ABSTRACT

As a result of Chiang’s April coup, the debate erupted anew among the major leaders of the Bolshevik party over the proper course to pursue in China. This debate lasted from the middle of April to the end of May when the Executive Committee of the Communist International held its Eighth Plenum. The various opinions expressed by Radek, Zinoviev, and Trotsky once again clashed with Bukharin and Stalin. As before, the main issue under dispute was the United Front policy, with Trotsky arguing for a complete break and the immediate creation of revolutionary soviets, while the Centrists supported the continuation of the United Front between the Chinese Communist Party and the Left Guomindang.
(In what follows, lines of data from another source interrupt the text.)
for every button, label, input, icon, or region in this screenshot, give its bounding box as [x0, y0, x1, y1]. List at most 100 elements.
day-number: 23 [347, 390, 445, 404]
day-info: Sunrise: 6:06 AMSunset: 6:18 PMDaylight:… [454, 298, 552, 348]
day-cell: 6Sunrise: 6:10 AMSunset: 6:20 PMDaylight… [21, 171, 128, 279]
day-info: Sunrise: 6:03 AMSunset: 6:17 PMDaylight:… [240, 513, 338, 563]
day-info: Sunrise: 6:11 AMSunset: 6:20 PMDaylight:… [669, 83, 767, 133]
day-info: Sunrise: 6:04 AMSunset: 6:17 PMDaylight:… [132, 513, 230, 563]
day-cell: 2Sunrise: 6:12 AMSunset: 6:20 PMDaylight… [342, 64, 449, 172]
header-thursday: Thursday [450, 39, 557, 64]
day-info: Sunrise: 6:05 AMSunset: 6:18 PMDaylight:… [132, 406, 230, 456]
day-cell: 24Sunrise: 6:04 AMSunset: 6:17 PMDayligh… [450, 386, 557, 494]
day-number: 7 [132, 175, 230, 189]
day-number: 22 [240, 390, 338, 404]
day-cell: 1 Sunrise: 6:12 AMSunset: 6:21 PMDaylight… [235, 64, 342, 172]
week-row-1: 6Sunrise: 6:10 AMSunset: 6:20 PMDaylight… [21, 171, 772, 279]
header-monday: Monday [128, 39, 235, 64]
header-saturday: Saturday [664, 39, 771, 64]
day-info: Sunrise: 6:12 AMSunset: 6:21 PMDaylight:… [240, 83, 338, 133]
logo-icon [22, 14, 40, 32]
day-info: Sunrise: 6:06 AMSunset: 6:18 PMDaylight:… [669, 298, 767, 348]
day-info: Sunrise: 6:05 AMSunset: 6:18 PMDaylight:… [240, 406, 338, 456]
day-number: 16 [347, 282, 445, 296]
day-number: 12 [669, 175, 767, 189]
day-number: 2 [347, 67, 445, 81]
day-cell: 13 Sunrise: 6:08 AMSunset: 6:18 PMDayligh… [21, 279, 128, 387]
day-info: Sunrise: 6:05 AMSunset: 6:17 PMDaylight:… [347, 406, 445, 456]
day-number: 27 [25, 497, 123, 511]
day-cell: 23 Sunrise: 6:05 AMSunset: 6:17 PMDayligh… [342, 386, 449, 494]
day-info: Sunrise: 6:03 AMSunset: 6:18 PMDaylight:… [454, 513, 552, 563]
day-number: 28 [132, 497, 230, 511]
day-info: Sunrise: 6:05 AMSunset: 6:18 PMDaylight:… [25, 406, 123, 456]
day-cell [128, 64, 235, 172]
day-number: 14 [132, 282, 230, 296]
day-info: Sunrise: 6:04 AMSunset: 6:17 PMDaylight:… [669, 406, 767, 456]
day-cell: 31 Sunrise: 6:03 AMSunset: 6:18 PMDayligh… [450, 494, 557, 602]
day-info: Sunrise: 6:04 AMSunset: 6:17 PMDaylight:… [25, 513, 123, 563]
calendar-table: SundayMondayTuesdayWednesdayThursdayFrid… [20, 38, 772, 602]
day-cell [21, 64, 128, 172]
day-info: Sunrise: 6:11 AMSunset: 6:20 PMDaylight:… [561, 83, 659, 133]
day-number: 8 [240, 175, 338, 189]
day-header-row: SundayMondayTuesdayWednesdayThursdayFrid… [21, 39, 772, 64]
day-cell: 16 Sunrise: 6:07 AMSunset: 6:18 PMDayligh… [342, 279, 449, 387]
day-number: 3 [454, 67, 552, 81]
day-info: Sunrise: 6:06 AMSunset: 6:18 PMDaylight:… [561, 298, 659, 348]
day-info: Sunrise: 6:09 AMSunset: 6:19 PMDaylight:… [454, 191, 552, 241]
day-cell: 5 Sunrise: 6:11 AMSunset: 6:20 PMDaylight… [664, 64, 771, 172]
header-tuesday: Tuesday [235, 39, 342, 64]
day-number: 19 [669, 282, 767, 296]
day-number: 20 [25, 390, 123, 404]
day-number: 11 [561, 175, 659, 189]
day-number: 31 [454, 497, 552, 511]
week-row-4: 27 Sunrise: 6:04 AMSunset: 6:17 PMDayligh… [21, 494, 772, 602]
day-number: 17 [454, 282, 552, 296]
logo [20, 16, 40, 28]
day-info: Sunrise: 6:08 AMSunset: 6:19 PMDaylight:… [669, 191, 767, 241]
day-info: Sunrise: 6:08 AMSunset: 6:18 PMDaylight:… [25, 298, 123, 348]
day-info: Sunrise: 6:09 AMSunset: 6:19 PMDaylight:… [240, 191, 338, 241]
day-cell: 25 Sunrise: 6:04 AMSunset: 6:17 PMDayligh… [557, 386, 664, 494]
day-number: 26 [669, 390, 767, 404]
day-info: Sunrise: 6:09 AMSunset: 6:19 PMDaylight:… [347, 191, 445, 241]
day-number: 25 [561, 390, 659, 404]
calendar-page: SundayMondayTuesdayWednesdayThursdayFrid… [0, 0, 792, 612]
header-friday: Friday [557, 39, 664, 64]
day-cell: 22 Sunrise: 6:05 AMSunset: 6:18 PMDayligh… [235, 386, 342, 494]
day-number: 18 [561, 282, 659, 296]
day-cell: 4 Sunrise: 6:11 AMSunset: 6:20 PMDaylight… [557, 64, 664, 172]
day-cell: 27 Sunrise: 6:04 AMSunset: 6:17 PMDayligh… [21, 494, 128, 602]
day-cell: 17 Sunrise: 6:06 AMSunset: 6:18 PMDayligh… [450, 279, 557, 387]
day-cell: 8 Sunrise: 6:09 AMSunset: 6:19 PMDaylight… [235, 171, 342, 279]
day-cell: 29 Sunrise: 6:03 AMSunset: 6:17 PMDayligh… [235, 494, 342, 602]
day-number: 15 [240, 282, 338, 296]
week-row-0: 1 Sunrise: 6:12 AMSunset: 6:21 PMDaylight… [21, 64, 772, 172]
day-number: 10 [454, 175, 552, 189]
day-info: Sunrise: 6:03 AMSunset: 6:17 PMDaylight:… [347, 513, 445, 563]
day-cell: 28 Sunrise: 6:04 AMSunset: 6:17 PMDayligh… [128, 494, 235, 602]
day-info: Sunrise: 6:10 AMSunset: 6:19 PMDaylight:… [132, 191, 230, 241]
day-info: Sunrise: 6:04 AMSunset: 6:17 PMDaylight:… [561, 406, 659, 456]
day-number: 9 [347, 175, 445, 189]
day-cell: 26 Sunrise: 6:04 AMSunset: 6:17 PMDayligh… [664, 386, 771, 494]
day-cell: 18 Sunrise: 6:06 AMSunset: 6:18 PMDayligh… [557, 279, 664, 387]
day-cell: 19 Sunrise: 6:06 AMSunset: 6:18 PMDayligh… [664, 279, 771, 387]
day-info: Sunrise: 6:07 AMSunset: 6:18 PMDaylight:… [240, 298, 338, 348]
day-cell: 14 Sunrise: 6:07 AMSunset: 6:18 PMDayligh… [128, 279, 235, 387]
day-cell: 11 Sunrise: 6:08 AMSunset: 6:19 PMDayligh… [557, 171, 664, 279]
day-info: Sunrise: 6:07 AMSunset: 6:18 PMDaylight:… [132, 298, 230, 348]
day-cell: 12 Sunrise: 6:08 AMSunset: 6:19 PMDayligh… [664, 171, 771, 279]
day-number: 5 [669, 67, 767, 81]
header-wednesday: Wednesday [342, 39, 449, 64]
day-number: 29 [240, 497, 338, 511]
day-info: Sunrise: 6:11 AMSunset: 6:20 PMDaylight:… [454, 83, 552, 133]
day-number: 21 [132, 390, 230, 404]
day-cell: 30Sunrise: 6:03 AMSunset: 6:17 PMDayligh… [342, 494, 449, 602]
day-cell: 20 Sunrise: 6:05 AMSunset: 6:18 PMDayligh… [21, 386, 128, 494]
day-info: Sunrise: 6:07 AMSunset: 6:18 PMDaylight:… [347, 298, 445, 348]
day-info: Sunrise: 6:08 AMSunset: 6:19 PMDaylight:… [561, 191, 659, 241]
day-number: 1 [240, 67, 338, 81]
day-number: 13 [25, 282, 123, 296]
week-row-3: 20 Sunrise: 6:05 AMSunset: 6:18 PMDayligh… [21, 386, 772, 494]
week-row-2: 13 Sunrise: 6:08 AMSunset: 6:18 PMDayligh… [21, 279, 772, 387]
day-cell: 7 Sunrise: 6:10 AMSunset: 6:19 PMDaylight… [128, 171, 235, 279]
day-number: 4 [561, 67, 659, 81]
Even though thousands of Communists and Communist sympathizers had

been killed in China, and even though Chiang Kai-shek appeared to be in full control over the Nationalist Army, the Hankou government-made up of Communists and their Left Guomindang allies under the leadership of Wang Jingwei-was still proclaimed by the Centrists as a viable revolutionary alternative. By contrast, the United Opposition warned that this new “United Front” would also inevitably break apart, to the further detriment of the Chinese Communists and the Chinese revolutionary movement. Once again, the Centrists defeated the United Opposition; following orders

from the Politburo, the Comintern ordered the continuation of the United Front policy, only this time between the CCP and the Left Guomindang. When recalling these events many years later, Trotsky would claim of this period: “The arguments of the Opposition were never refuted.”1 As this chapter will attempt to show, Stalin and Bukharin did not have to refute the United Opposition, since Radek, Zinoviev, and Trotsky presented differentand often wildly contradictory-programs for how to resolve the crisis in China. Faced with the very disunity of the “United” Opposition, the Centrists continued to monopolize control over the China policy. The factional debates that erupted after Chiang’s April purge of the

Chinese Communist Party from the United Front not only had an immediate impact on the formulation of a new Comintern China policy, therefore, but the various views expressed during this period would resurface from time to time during debates held later during 1927. In particular, many of the

disjointed and chaotic opinions expressed by Radek, Zinoviev, and Trotsky during this period would later be cited by Stalin and Bukharin to discredit, condemn, and eventually expel the leaders of the United Opposition from the Bolshevik party.